If I had to summarize the difference between religion and not being religious in a few sentences, I would say something like this:
Being religious means that you literally can’t believe that you are alive. I am alive, I can breathe—I can’t believe that this all works and how it works.
There are two ways to look at life.
This is how a sound falls into my ear.
I literally can see my thoughts.
It’s like having a force field around me.
My brain works like a radio play.
At a fundamental level, this universe is unbelievably elegant. The smartest one determines the strengths of the key. This rotates, and it picks the best one, so our universe is not judgmental in that sense. Also, it’s an unbelievable test of faith. It’s like the universe saying: you have the lock in your own hand, but you can press me as hard as you can. You are also pressing all the opinions of everybody around you, which makes the key even stronger.

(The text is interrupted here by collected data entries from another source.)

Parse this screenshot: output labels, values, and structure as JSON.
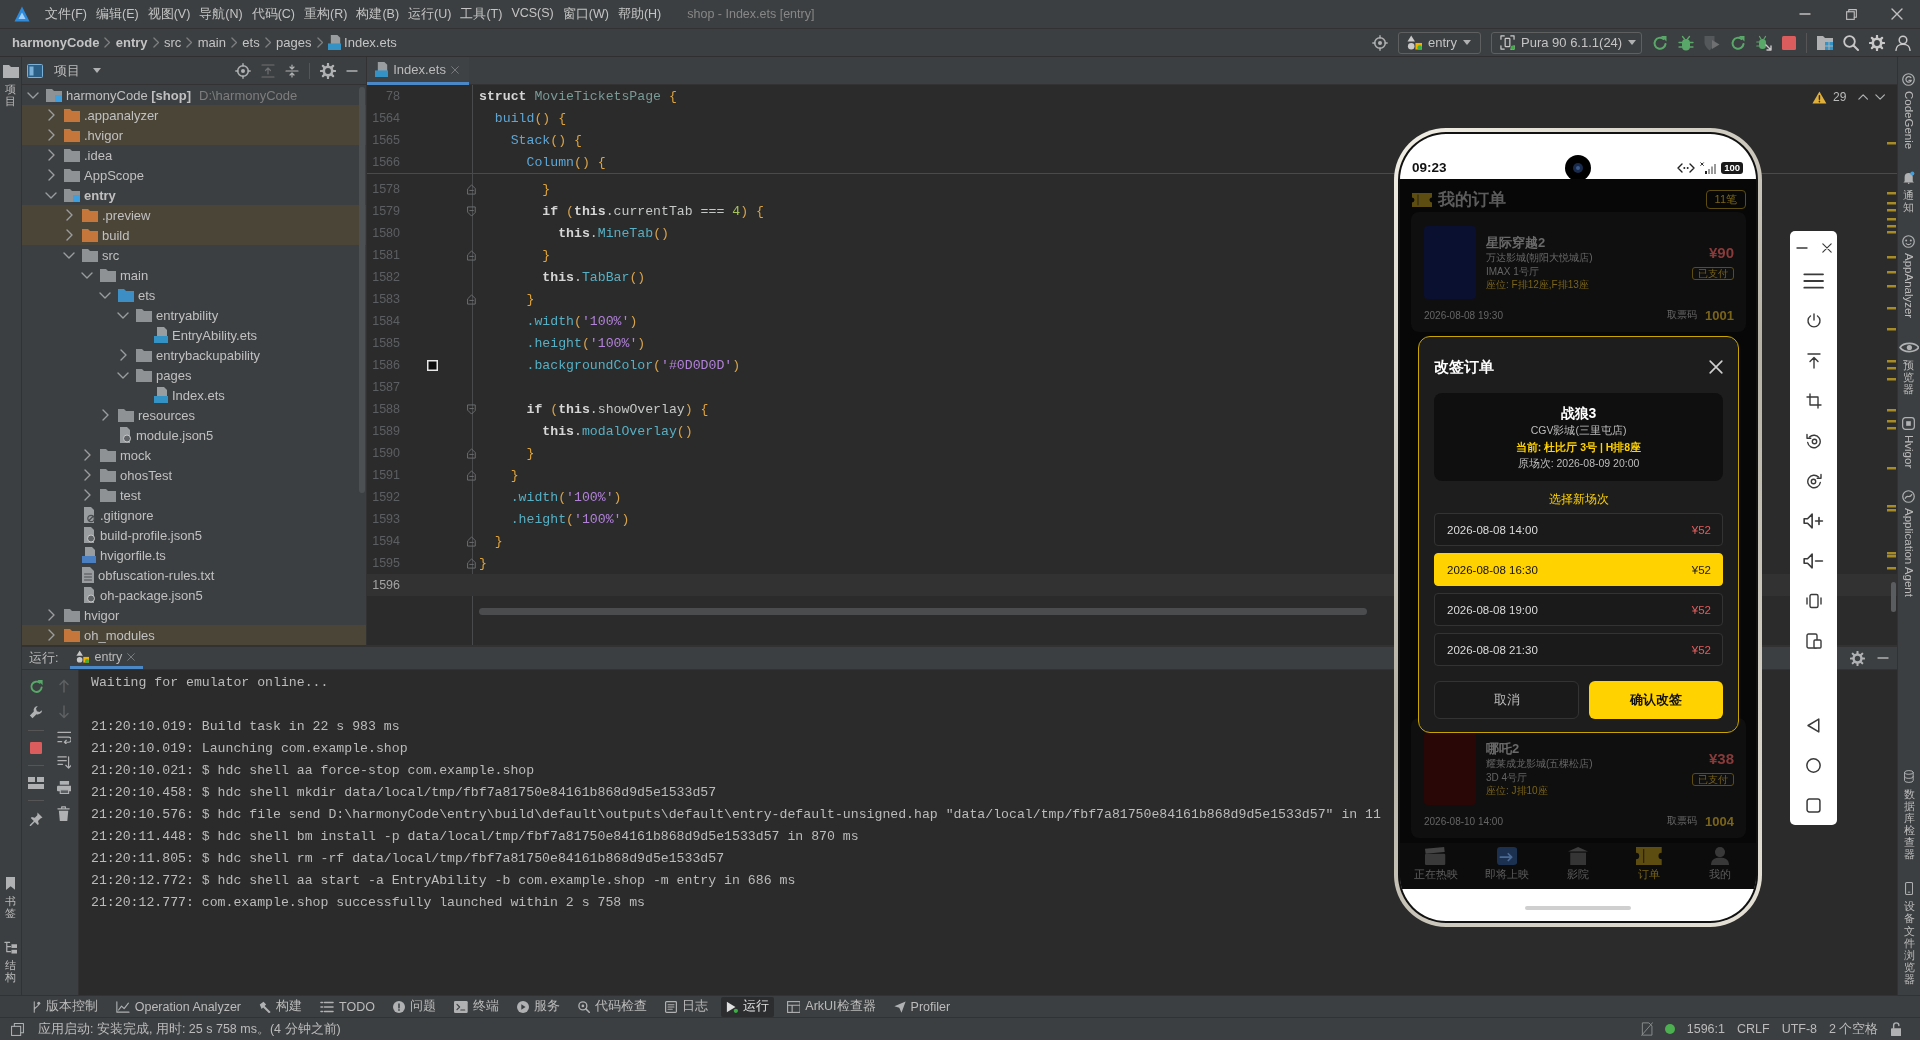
{
  "title_bar": {
    "menu": [
      "文件(F)",
      "编辑(E)",
      "视图(V)",
      "导航(N)",
      "代码(C)",
      "重构(R)",
      "构建(B)",
      "运行(U)",
      "工具(T)",
      "VCS(S)",
      "窗口(W)",
      "帮助(H)"
    ],
    "title": "shop - Index.ets [entry]"
  },
  "nav_bar": {
    "breadcrumb": [
      {
        "label": "harmonyCode",
        "kind": "project"
      },
      {
        "label": "entry",
        "kind": "module"
      },
      {
        "label": "src",
        "kind": "folder"
      },
      {
        "label": "main",
        "kind": "folder"
      },
      {
        "label": "ets",
        "kind": "folder"
      },
      {
        "label": "pages",
        "kind": "folder"
      },
      {
        "label": "Index.ets",
        "kind": "ets-file"
      }
    ],
    "run_config": "entry",
    "device": "Pura 90 6.1.1(24)"
  },
  "left_strip": {
    "top": [
      {
        "label": "项目",
        "kind": "project"
      }
    ],
    "bottom": [
      {
        "label": "书签",
        "kind": "bookmarks"
      },
      {
        "label": "结构",
        "kind": "structure"
      }
    ]
  },
  "project_panel": {
    "title": "项目",
    "tree": [
      {
        "label": "harmonyCode **[shop]**",
        "path": "D:\\harmonyCode",
        "kind": "project",
        "expanded": true,
        "excluded": false,
        "children": [
          {
            "label": ".appanalyzer",
            "kind": "folder",
            "expanded": false,
            "excluded": true
          },
          {
            "label": ".hvigor",
            "kind": "folder",
            "expanded": false,
            "excluded": true
          },
          {
            "label": ".idea",
            "kind": "folder",
            "expanded": false,
            "excluded": false
          },
          {
            "label": "AppScope",
            "kind": "folder",
            "expanded": false,
            "excluded": false
          },
          {
            "label": "entry",
            "kind": "module",
            "expanded": true,
            "excluded": false,
            "children": [
              {
                "label": ".preview",
                "kind": "folder",
                "expanded": false,
                "excluded": true
              },
              {
                "label": "build",
                "kind": "folder",
                "expanded": false,
                "excluded": true
              },
              {
                "label": "src",
                "kind": "folder",
                "expanded": true,
                "excluded": false,
                "children": [
                  {
                    "label": "main",
                    "kind": "folder",
                    "expanded": true,
                    "excluded": false,
                    "children": [
                      {
                        "label": "ets",
                        "kind": "source-folder",
                        "expanded": true,
                        "excluded": false,
                        "children": [
                          {
                            "label": "entryability",
                            "kind": "folder",
                            "expanded": true,
                            "excluded": false,
                            "children": [
                              {
                                "label": "EntryAbility.ets",
                                "kind": "ets-file",
                                "excluded": false
                              }
                            ]
                          },
                          {
                            "label": "entrybackupability",
                            "kind": "folder",
                            "expanded": false,
                            "excluded": false
                          },
                          {
                            "label": "pages",
                            "kind": "folder",
                            "expanded": true,
                            "excluded": false,
                            "children": [
                              {
                                "label": "Index.ets",
                                "kind": "ets-file",
                                "excluded": false
                              }
                            ]
                          }
                        ]
                      },
                      {
                        "label": "resources",
                        "kind": "folder",
                        "expanded": false,
                        "excluded": false
                      },
                      {
                        "label": "module.json5",
                        "kind": "json5-file",
                        "excluded": false
                      }
                    ]
                  },
                  {
                    "label": "mock",
                    "kind": "folder",
                    "expanded": false,
                    "excluded": false
                  },
                  {
                    "label": "ohosTest",
                    "kind": "folder",
                    "expanded": false,
                    "excluded": false
                  },
                  {
                    "label": "test",
                    "kind": "folder",
                    "expanded": false,
                    "excluded": false
                  }
                ]
              },
              {
                "label": ".gitignore",
                "kind": "ignore-file",
                "excluded": false
              },
              {
                "label": "build-profile.json5",
                "kind": "json5-file",
                "excluded": false
              },
              {
                "label": "hvigorfile.ts",
                "kind": "ts-file",
                "excluded": false
              },
              {
                "label": "obfuscation-rules.txt",
                "kind": "text-file",
                "excluded": false
              },
              {
                "label": "oh-package.json5",
                "kind": "json5-file",
                "excluded": false
              }
            ]
          },
          {
            "label": "hvigor",
            "kind": "folder",
            "expanded": false,
            "excluded": false
          },
          {
            "label": "oh_modules",
            "kind": "folder",
            "expanded": false,
            "excluded": true
          }
        ]
      }
    ]
  },
  "editor": {
    "tabs": [
      {
        "label": "Index.ets",
        "selected": true
      }
    ],
    "warnings": "29",
    "sticky_lines": [
      {
        "number": "78",
        "current": false,
        "tokens": [
          {
            "text": "struct ",
            "kind": "keyword"
          },
          {
            "text": "MovieTicketsPage ",
            "kind": "type"
          },
          {
            "text": "{",
            "kind": "brace"
          }
        ]
      },
      {
        "number": "1564",
        "current": false,
        "tokens": [
          {
            "text": "  build",
            "kind": "function"
          },
          {
            "text": "() ",
            "kind": "paren"
          },
          {
            "text": "{",
            "kind": "brace"
          }
        ]
      },
      {
        "number": "1565",
        "current": false,
        "tokens": [
          {
            "text": "    Stack",
            "kind": "function"
          },
          {
            "text": "() ",
            "kind": "paren"
          },
          {
            "text": "{",
            "kind": "brace"
          }
        ]
      },
      {
        "number": "1566",
        "current": false,
        "tokens": [
          {
            "text": "      Column",
            "kind": "function"
          },
          {
            "text": "() ",
            "kind": "paren"
          },
          {
            "text": "{",
            "kind": "brace"
          }
        ]
      }
    ],
    "lines": [
      {
        "number": "1578",
        "current": false,
        "fold_start": false,
        "fold_end": true,
        "tokens": [
          {
            "text": "        }",
            "kind": "brace"
          }
        ]
      },
      {
        "number": "1579",
        "current": false,
        "fold_start": true,
        "fold_end": false,
        "tokens": [
          {
            "text": "        if ",
            "kind": "keyword"
          },
          {
            "text": "(",
            "kind": "paren"
          },
          {
            "text": "this",
            "kind": "keyword"
          },
          {
            "text": ".currentTab === ",
            "kind": "plain"
          },
          {
            "text": "4",
            "kind": "number"
          },
          {
            "text": ") ",
            "kind": "paren"
          },
          {
            "text": "{",
            "kind": "brace"
          }
        ]
      },
      {
        "number": "1580",
        "current": false,
        "fold_start": false,
        "fold_end": false,
        "tokens": [
          {
            "text": "          this",
            "kind": "keyword"
          },
          {
            "text": ".",
            "kind": "plain"
          },
          {
            "text": "MineTab",
            "kind": "method"
          },
          {
            "text": "()",
            "kind": "paren"
          }
        ]
      },
      {
        "number": "1581",
        "current": false,
        "fold_start": false,
        "fold_end": true,
        "tokens": [
          {
            "text": "        }",
            "kind": "brace"
          }
        ]
      },
      {
        "number": "1582",
        "current": false,
        "fold_start": false,
        "fold_end": false,
        "tokens": [
          {
            "text": "        this",
            "kind": "keyword"
          },
          {
            "text": ".",
            "kind": "plain"
          },
          {
            "text": "TabBar",
            "kind": "method"
          },
          {
            "text": "()",
            "kind": "paren"
          }
        ]
      },
      {
        "number": "1583",
        "current": false,
        "fold_start": false,
        "fold_end": true,
        "tokens": [
          {
            "text": "      }",
            "kind": "brace"
          }
        ]
      },
      {
        "number": "1584",
        "current": false,
        "fold_start": false,
        "fold_end": false,
        "tokens": [
          {
            "text": "      .width",
            "kind": "method"
          },
          {
            "text": "(",
            "kind": "paren"
          },
          {
            "text": "'100%'",
            "kind": "string"
          },
          {
            "text": ")",
            "kind": "paren"
          }
        ]
      },
      {
        "number": "1585",
        "current": false,
        "fold_start": false,
        "fold_end": false,
        "tokens": [
          {
            "text": "      .height",
            "kind": "method"
          },
          {
            "text": "(",
            "kind": "paren"
          },
          {
            "text": "'100%'",
            "kind": "string"
          },
          {
            "text": ")",
            "kind": "paren"
          }
        ]
      },
      {
        "number": "1586",
        "current": false,
        "fold_start": false,
        "fold_end": false,
        "color": "#0d0d0d",
        "tokens": [
          {
            "text": "      .backgroundColor",
            "kind": "method"
          },
          {
            "text": "(",
            "kind": "paren"
          },
          {
            "text": "'#0D0D0D'",
            "kind": "string"
          },
          {
            "text": ")",
            "kind": "paren"
          }
        ]
      },
      {
        "number": "1587",
        "current": false,
        "fold_start": false,
        "fold_end": false
      },
      {
        "number": "1588",
        "current": false,
        "fold_start": true,
        "fold_end": false,
        "tokens": [
          {
            "text": "      if ",
            "kind": "keyword"
          },
          {
            "text": "(",
            "kind": "paren"
          },
          {
            "text": "this",
            "kind": "keyword"
          },
          {
            "text": ".showOverlay",
            "kind": "plain"
          },
          {
            "text": ") ",
            "kind": "paren"
          },
          {
            "text": "{",
            "kind": "brace"
          }
        ]
      },
      {
        "number": "1589",
        "current": false,
        "fold_start": false,
        "fold_end": false,
        "tokens": [
          {
            "text": "        this",
            "kind": "keyword"
          },
          {
            "text": ".",
            "kind": "plain"
          },
          {
            "text": "modalOverlay",
            "kind": "method"
          },
          {
            "text": "()",
            "kind": "paren"
          }
        ]
      },
      {
        "number": "1590",
        "current": false,
        "fold_start": false,
        "fold_end": true,
        "tokens": [
          {
            "text": "      }",
            "kind": "brace"
          }
        ]
      },
      {
        "number": "1591",
        "current": false,
        "fold_start": false,
        "fold_end": true,
        "tokens": [
          {
            "text": "    }",
            "kind": "brace"
          }
        ]
      },
      {
        "number": "1592",
        "current": false,
        "fold_start": false,
        "fold_end": false,
        "tokens": [
          {
            "text": "    .width",
            "kind": "method"
          },
          {
            "text": "(",
            "kind": "paren"
          },
          {
            "text": "'100%'",
            "kind": "string"
          },
          {
            "text": ")",
            "kind": "paren"
          }
        ]
      },
      {
        "number": "1593",
        "current": false,
        "fold_start": false,
        "fold_end": false,
        "tokens": [
          {
            "text": "    .height",
            "kind": "method"
          },
          {
            "text": "(",
            "kind": "paren"
          },
          {
            "text": "'100%'",
            "kind": "string"
          },
          {
            "text": ")",
            "kind": "paren"
          }
        ]
      },
      {
        "number": "1594",
        "current": false,
        "fold_start": false,
        "fold_end": true,
        "tokens": [
          {
            "text": "  }",
            "kind": "brace"
          }
        ]
      },
      {
        "number": "1595",
        "current": false,
        "fold_start": false,
        "fold_end": true,
        "tokens": [
          {
            "text": "}",
            "kind": "brace"
          }
        ]
      },
      {
        "number": "1596",
        "current": true,
        "fold_start": false,
        "fold_end": false
      }
    ]
  },
  "run_panel": {
    "label": "运行:",
    "tabs": [
      {
        "label": "entry",
        "selected": true
      }
    ],
    "output": [
      [
        "Waiting for emulator online..."
      ],
      [
        "21:20:10.019: Build task in 22 s 983 ms",
        "21:20:10.019: Launching com.example.shop",
        "21:20:10.021: $ hdc shell aa force-stop com.example.shop",
        "21:20:10.458: $ hdc shell mkdir data/local/tmp/fbf7a81750e84161b868d9d5e1533d57",
        "21:20:10.576: $ hdc file send D:\\harmonyCode\\entry\\build\\default\\outputs\\default\\entry-default-unsigned.hap \"data/local/tmp/fbf7a81750e84161b868d9d5e1533d57\" in 11",
        "21:20:11.448: $ hdc shell bm install -p data/local/tmp/fbf7a81750e84161b868d9d5e1533d57 in 870 ms",
        "21:20:11.805: $ hdc shell rm -rf data/local/tmp/fbf7a81750e84161b868d9d5e1533d57",
        "21:20:12.772: $ hdc shell aa start -a EntryAbility -b com.example.shop -m entry in 686 ms",
        "21:20:12.777: com.example.shop successfully launched within 2 s 758 ms"
      ]
    ]
  },
  "emulator": {
    "status_bar": {
      "time": "09:23",
      "battery": "100"
    },
    "app": {
      "title": "我的订单",
      "count": "11笔",
      "orders": [
        {
          "movie": "星际穿越2",
          "cinema": "万达影城(朝阳大悦城店)",
          "hall": "IMAX 1号厅",
          "seats": "座位: F排12座,F排13座",
          "price": "¥90",
          "status": "已支付",
          "showtime": "2026-08-08 19:30",
          "code_label": "取票码",
          "code": "1001",
          "color": "#0a1030"
        },
        {
          "movie": "哪吒2",
          "cinema": "耀莱成龙影城(五棵松店)",
          "hall": "3D 4号厅",
          "seats": "座位: J排10座",
          "price": "¥38",
          "status": "已支付",
          "showtime": "2026-08-10 14:00",
          "code_label": "取票码",
          "code": "1004",
          "color": "#2a0707"
        }
      ],
      "tabs": [
        {
          "label": "正在热映",
          "kind": "now-showing",
          "selected": false
        },
        {
          "label": "即将上映",
          "kind": "coming-soon",
          "selected": false
        },
        {
          "label": "影院",
          "kind": "cinemas",
          "selected": false
        },
        {
          "label": "订单",
          "kind": "orders",
          "selected": true
        },
        {
          "label": "我的",
          "kind": "profile",
          "selected": false
        }
      ]
    },
    "dialog": {
      "title": "改签订单",
      "movie": "战狼3",
      "cinema": "CGV影城(三里屯店)",
      "current": "当前: 杜比厅 3号 | H排8座",
      "original": "原场次: 2026-08-09 20:00",
      "prompt": "选择新场次",
      "sessions": [
        {
          "time": "2026-08-08 14:00",
          "price": "¥52",
          "selected": false
        },
        {
          "time": "2026-08-08 16:30",
          "price": "¥52",
          "selected": true
        },
        {
          "time": "2026-08-08 19:00",
          "price": "¥52",
          "selected": false
        },
        {
          "time": "2026-08-08 21:30",
          "price": "¥52",
          "selected": false
        }
      ],
      "buttons": [
        {
          "label": "取消",
          "kind": "secondary"
        },
        {
          "label": "确认改签",
          "kind": "primary"
        }
      ]
    }
  },
  "right_strip": {
    "top": [
      {
        "label": "CodeGenie",
        "kind": "codegenie"
      },
      {
        "label": "通知",
        "kind": "notifications"
      },
      {
        "label": "AppAnalyzer",
        "kind": "appanalyzer"
      },
      {
        "label": "预览器",
        "kind": "previewer"
      },
      {
        "label": "Hvigor",
        "kind": "hvigor"
      },
      {
        "label": "Application Agent",
        "kind": "agent"
      }
    ],
    "bottom": [
      {
        "label": "数据库检查器",
        "kind": "database"
      },
      {
        "label": "设备文件浏览器",
        "kind": "device-files"
      }
    ]
  },
  "tool_window_bar": [
    {
      "label": "版本控制",
      "kind": "vcs",
      "selected": false
    },
    {
      "label": "Operation Analyzer",
      "kind": "analyzer",
      "selected": false
    },
    {
      "label": "构建",
      "kind": "build",
      "selected": false
    },
    {
      "label": "TODO",
      "kind": "todo",
      "selected": false
    },
    {
      "label": "问题",
      "kind": "problems",
      "selected": false
    },
    {
      "label": "终端",
      "kind": "terminal",
      "selected": false
    },
    {
      "label": "服务",
      "kind": "services",
      "selected": false
    },
    {
      "label": "代码检查",
      "kind": "inspection",
      "selected": false
    },
    {
      "label": "日志",
      "kind": "log",
      "selected": false
    },
    {
      "label": "运行",
      "kind": "run",
      "selected": true
    },
    {
      "label": "ArkUI检查器",
      "kind": "arkui",
      "selected": false
    },
    {
      "label": "Profiler",
      "kind": "profiler",
      "selected": false
    }
  ],
  "status_bar": {
    "message": "应用启动: 安装完成, 用时: 25 s 758 ms。(4 分钟之前)",
    "position": "1596:1",
    "line_separator": "CRLF",
    "encoding": "UTF-8",
    "indent": "2 个空格"
  }
}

Buddhism makes two (catastrophical) mistakes:
- Distancing too much: it’s like those Chinese puzzles—in order to solve it, you first have to take a step forward, you have to connect. Having pain? Go towards that part of your body.
- Under-identifying with thoughts. I say: overidentify with all your thoughts. Treat them like birds flying in your own head. They are yours. They are partly you.
Nothing in this world is binary, and nothing is deterministic.
Determinism sounds logical if all you do is use binary logic. If you stop doing that, a new world opens, where determinism is not the only possibility.
From the Other Side of the Fence
Let’s think of the most natural things that exist in our universe: animals, plants, humans. Life as it should be—making mistakes, but individually unbelievably beautiful.
Computers are on the other end of the spectrum. Computers don’t do anything wrong, but they symbolize everything that often goes wrong, like a lack of communication between people—impersonal, a safe shelter from feelings of discomfort—and on top of that, they are made from silicon, aluminum, and plastic.
So, if your perspective is “life and nature,” you may see computers as pure evil—especially if you hear that somebody is building a supercomputer that’s going to take over the world.
I think this is very confusing if you are a scientist working on AI. You like what you do, and you believe you are doing good from your perspective. But from the other side of the fence, people don’t like you.